[東京江戸川] 新富座

1880
看板の変化
以前は芝居にとって重要な意味を持っていた看板であったが,明治維新以降は劇場の変化に伴いそのあり方も大きく変わっていくことになる。
ごく簡単に近代劇場の看板について触れておこう。
時代が明治時代になると演劇改良運動が進められたが,その中で歌舞伎の内容はもちろんのこと,劇場の形式にも変更が加えられた。
1872年(明治5年),江戸三座のひとつ「守田座」は従来の猿若町から新富町に移転して,「新富座」と改称した。
その建物は1876年(明治9年)に消失して, 2年後に新しく建て直された。
その際,櫓をなくすなどいくつかの重大な改革が行われたが,看板についても
大名題看板,小名題名看板,絵看板
を残したのみで釣看板などを他の看板を廃止することになった(服部幸雄「大いなる小屋」)。

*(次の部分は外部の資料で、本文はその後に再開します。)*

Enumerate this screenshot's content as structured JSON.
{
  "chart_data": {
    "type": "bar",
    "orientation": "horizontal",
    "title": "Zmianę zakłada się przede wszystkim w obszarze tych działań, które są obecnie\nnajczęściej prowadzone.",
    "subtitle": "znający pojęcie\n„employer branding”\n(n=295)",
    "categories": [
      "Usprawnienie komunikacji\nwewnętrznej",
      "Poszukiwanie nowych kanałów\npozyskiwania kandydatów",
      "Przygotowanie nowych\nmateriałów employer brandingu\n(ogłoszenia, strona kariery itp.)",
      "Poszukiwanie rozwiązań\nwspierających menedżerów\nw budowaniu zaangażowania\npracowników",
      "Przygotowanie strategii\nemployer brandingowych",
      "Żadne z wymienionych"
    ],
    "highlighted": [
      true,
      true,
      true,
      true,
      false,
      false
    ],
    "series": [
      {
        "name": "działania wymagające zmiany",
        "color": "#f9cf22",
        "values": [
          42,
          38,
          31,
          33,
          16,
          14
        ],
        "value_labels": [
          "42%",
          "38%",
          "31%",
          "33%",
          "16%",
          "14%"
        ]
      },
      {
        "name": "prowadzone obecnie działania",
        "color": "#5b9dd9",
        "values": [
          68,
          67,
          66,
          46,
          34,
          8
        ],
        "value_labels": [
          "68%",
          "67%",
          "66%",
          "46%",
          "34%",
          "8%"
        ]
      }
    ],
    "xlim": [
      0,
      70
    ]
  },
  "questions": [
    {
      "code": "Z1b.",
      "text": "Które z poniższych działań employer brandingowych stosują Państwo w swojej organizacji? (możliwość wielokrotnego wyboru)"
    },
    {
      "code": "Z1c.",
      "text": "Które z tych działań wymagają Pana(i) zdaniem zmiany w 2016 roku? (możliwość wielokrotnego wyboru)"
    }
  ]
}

その後も看板簡略化の動きは進行して, 1919年(明治22年)に完成した歌舞伎座では,看板は建物脇の掲示板にまとめられてしまった。「風俗画報11号」(1889年)には
「正面絵看板などを用ひず,門内別に銅葺の看板掲示場を設けて,檜板の大看板に会場の開日,大名題および浄瑠理名題などを座主・福地桜痴居士自筆にて大書せり」。
とある。
新しい劇場の登場は,近世に守られていた各種の看板の約束事を失わせて,ついには絵看板位しか残れない状況が訪れることになる。
もちろん,これは看板だけに起こった現象ではなくて,劇場の市中進出や,建物の構造・デザインの西洋化,舞台の額縁化や客席の椅子化など明治から昭和初期にかけて様々な変化が起こった後であった。
つまり看板の変化も,劇場や芝居街のあり方に左右されて引き起こされたものだといえるであろう。